More recently, the role of glymphatic drainage, representing the waste clearance system of the brain, has been proposed as a mechanism by which amyloid and other toxic metabolites are removed from the brain. One line of evidence suggests that amyloid production in Alzheimer’s may be the same as in healthy people, but that clearance is significantly slowed [100]. The glymphatic system is primarily active during sleep and affected by several factors including sleep architecture (more active during SWS) and the general physiological milieu including hormones like cortisol and noradrenaline [100, 102, 103]. Amyloid uptake shows an inverse relationship with nREM slow wave activity [104]. Amyloid levels in the interstitia are higher in wakefulness in mice, and a small human study found similar results [105], indicating that sleep deprivation may lead to higher amyloid plaque levels via reduced clearance from the brain. This offers a tangible mechanism linking poor sleep to worse cognitive functions and, possibly, increased risk of dementia.

In summary, there are several mechanisms in which poor sleep may contribute to impaired executive function with reduced quality of sleep. The underlying process is likely to be multifactorial involving a complex relationship between these biological processes (Fig. 2). Future studies must consider this complexity to better understand the causal nature between sleep and cognition.

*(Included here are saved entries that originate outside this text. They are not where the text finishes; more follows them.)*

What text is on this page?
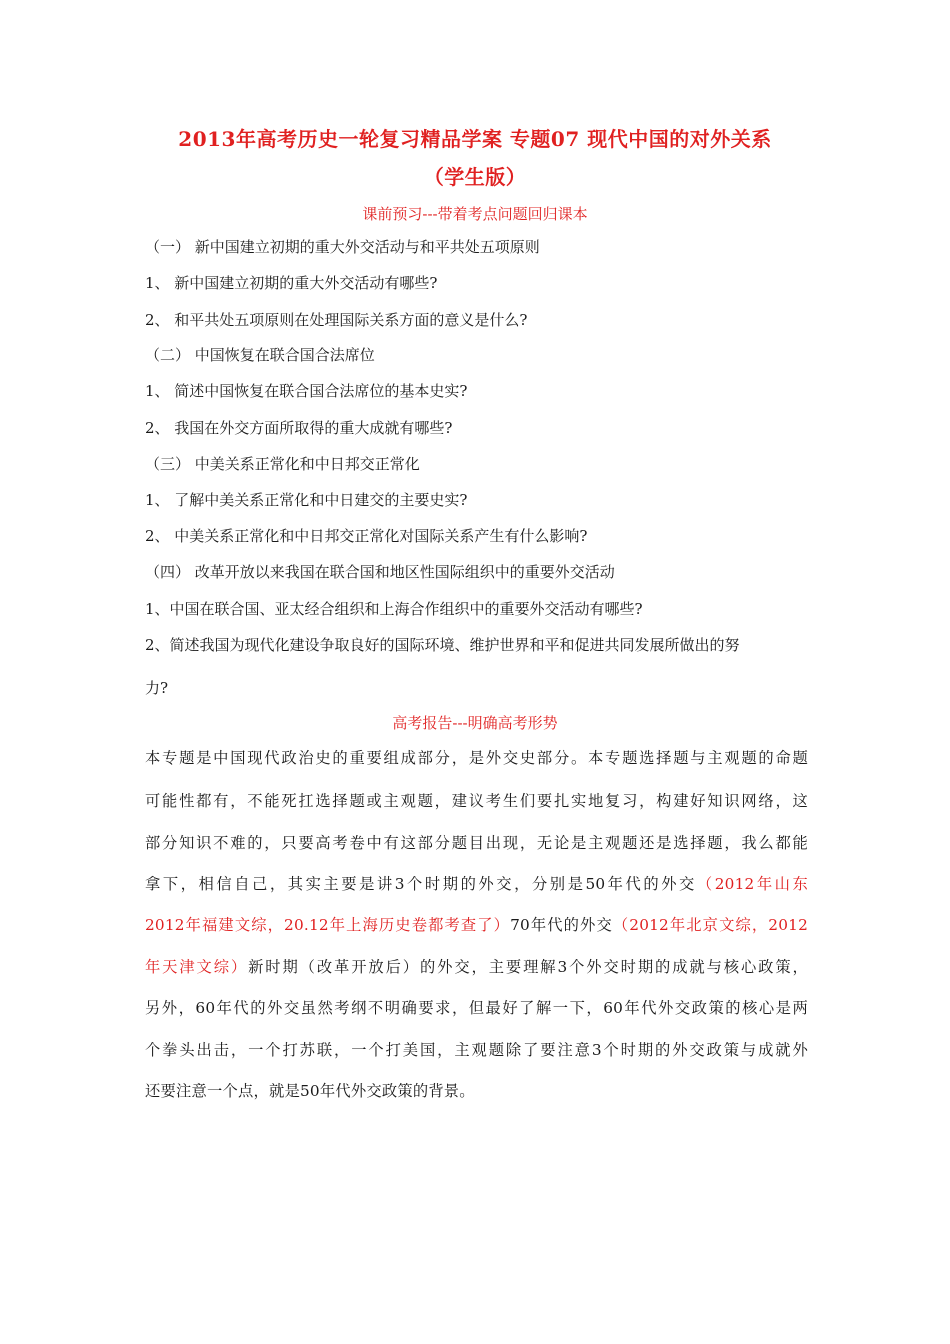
2013年高考历史一轮复习精品学案 专题07 现代中国的对外关系
（学生版）
课前预习---带着考点问题回归课本
（一） 新中国建立初期的重大外交活动与和平共处五项原则
1、 新中国建立初期的重大外交活动有哪些?
2、 和平共处五项原则在处理国际关系方面的意义是什么?
（二） 中国恢复在联合国合法席位
1、 简述中国恢复在联合国合法席位的基本史实?
2、 我国在外交方面所取得的重大成就有哪些?
（三） 中美关系正常化和中日邦交正常化
1、 了解中美关系正常化和中日建交的主要史实?
2、 中美关系正常化和中日邦交正常化对国际关系产生有什么影响?
（四） 改革开放以来我国在联合国和地区性国际组织中的重要外交活动
1、中国在联合国、亚太经合组织和上海合作组织中的重要外交活动有哪些?
2、简述我国为现代化建设争取良好的国际环境、维护世界和平和促进共同发展所做出的努
力?
高考报告---明确高考形势
本专题是中国现代政治史的重要组成部分，是外交史部分。本专题选择题与主观题的命题
可能性都有，不能死扛选择题或主观题，建议考生们要扎实地复习，构建好知识网络，这
部分知识不难的，只要高考卷中有这部分题目出现，无论是主观题还是选择题，我么都能
拿下，相信自己，其实主要是讲3个时期的外交，分别是50年代的外交（2012年山东
2012年福建文综，20.12年上海历史卷都考查了）70年代的外交（2012年北京文综，2012
年天津文综）新时期（改革开放后）的外交，主要理解3个外交时期的成就与核心政策，
另外，60年代的外交虽然考纲不明确要求，但最好了解一下，60年代外交政策的核心是两
个拳头出击，一个打苏联，一个打美国，主观题除了要注意3个时期的外交政策与成就外
还要注意一个点，就是50年代外交政策的背景。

Conclusion and Future Directions

The prospect that sleep may be a modifiable lifestyle factor that can improve our executive function and reduce risk of dementia is both tantalising and real. This is important, especially considering that the worldwide prevalence of dementia is expected to increase by 117% from 2019 to 2050 [106]. There is consistent evidence for an optimal duration of sleep for cognitive function which is relevant to the personal health of every ageing individual. It is important, however, to remember that these findings reflect a group effect and the exact optimal duration may differ between individuals. Furthermore, other sleep factors may be equally important as the duration of sleep.

Future studies should consider both objective sleep duration and quality by incorporating detailed sleep measurements using actigraphy or EEG where possible. The potential benefits justify the costs of such studies at large scale, while the advent of machine learning and artificial intelligence will allow better data processing and interpretation. Development of short, pragmatic cognitive batteries [107] which can be performed remotely and are not culturally specific would improve the feasibility of large-scale, standardised multicentre studies. These technologies would allow longitudinal tracking of cognition and sleep in which, as described, very little research has been conducted to date. The causal direction between sleep and executive function should be further explored through interventional trials which may have an active arm of individuals with targeted sleep advice and support compared to match controls. Furthermore, using alternate approaches such as Mendelian randomisation to leverage genetic information [108] should be performed in larger, diverse populations.

From a scientific perspective, we must better understand the underlying mechanisms linking sleep to cognition and, especially, to the risk of dementia. Moving forward, sleep studies in humans would benefit from the arrival of plasma biomarkers of neurodegeneration such as beta-amyloid, phosphorylated tau, and neurofilament light chain [109]. Such in vivo and minimally invasive measurements of pathological processes have revolutionised the current landscape of dementia research and clinical trials. It is a clear next step for the study of sleep, cognition, and dementia.

In this review, we have tried to identify what is currently understood around sleep and executive function. We have highlighted the expansive literature around sleep duration and executive function and the growing importance of examining sleep quality. We have considered important questions around causality and underlying mechanisms while showing broadly what is currently understood. Finally, we have discussed areas of future research that may expand our understanding around sleep as a modifiable lifestyle factor for cognition, specifically executive function, and the global problem of dementia.